Venezuela’s oil sector has suffered from years of neglect and sanctions, leaving it in a state of disrepair. Some industry experts suggest that with proper investment, Venezuela could swiftly increase its production from the current 1.1 million barrels per day, potentially doubling or tripling output to return to historic levels. However, others caution that the recovery could take much longer.
Neal Dingmann from William Blair expressed skepticism about the feasibility of U.S. oil companies investing heavily in Venezuelan infrastructure. “Despite the Trump administration’s assertions, political uncertainties and the currently low oil prices might deter significant investment in the near term,” he noted. Dingmann emphasized that meaningful increases in Venezuelan oil production would require substantial time and investment in infrastructure.
Any potential investment would occur against the backdrop of a weakened global energy market. U.S. crude prices have dropped 20% since last year. The price of benchmark U.S. crude has remained below $70 per barrel since June and hasn’t reached $80 since the summer of 2024.
JPMorgan anticipates a temporary decline in Venezuela’s oil production but predicts a quick recovery. They estimate that production could climb to between 1.3 million and 1.4 million barrels per day within two years following a political shift.
“With new investments and major institutional reforms, output could potentially expand to 2.5 mbd over the next decade,” JPMorgan wrote.

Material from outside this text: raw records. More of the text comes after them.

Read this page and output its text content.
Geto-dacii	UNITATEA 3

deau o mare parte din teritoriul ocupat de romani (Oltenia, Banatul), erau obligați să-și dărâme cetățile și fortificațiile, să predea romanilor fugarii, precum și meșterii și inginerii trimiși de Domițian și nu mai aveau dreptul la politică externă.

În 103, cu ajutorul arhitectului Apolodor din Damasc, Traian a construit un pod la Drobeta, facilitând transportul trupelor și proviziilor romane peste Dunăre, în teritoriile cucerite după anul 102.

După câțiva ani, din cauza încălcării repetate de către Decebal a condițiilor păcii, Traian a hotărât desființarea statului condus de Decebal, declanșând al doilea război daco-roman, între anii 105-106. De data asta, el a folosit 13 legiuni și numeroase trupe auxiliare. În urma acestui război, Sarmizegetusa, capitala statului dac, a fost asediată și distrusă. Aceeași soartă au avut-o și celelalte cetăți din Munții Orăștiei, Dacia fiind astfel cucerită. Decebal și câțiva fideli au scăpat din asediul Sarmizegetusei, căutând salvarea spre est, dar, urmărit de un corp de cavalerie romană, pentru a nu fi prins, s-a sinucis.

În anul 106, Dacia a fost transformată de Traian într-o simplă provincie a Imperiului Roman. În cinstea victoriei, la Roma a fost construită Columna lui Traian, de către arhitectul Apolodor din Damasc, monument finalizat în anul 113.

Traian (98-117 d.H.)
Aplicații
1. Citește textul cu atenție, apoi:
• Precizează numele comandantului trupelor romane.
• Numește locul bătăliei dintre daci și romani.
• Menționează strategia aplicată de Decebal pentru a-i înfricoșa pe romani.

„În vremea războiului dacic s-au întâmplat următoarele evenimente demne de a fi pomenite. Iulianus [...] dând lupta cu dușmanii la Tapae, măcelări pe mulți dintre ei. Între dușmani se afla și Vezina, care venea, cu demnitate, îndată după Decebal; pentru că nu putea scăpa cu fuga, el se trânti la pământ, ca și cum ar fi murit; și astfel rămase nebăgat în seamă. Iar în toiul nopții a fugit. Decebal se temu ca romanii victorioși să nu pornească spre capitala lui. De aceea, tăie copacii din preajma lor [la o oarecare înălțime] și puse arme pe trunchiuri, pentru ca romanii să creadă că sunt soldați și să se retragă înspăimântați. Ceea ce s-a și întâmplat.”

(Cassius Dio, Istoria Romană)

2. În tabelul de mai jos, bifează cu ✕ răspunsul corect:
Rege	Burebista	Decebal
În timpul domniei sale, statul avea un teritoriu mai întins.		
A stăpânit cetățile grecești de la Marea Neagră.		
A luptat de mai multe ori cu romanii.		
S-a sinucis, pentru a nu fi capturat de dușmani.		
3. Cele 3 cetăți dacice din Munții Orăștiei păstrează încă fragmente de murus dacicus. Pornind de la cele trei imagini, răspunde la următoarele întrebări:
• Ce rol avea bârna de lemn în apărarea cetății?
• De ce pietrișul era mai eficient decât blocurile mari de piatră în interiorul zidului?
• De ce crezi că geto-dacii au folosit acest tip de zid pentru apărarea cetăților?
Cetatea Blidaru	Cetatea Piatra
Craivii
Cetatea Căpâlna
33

There’s several factors that could impact Venezuelan production, including how quickly a government transition can take hold and how fast and willing multinational oil companies are to reenter the country, wrote John Freeman of Raymond James.
At the opening bell, shares in the energy sector moved broadly higher, particularly companies with large refinery operations.
Venezuela produces the kind of heavy crude oil that’s needed for diesel fuel, asphalt and other fuels for heavy equipment. Diesel is in short supply around the world because of the sanctions on oil from Venezuela and Russia and because America’s lighter crude oil can’t easily replace it.
Big refiners like Valero, Marathon Petroleum and Phillips 66 rose between 5% and 6% at the opening bell.
Oilfield service companies, those that actually go into the field and do the drilling and upkeep, rose even more sharply. SLB and Halliburton rose between 7% and 8%.
Major oil exploratory companies including ExxonMobil, Chevron and ConocoPhillips rose between 2% and 4%.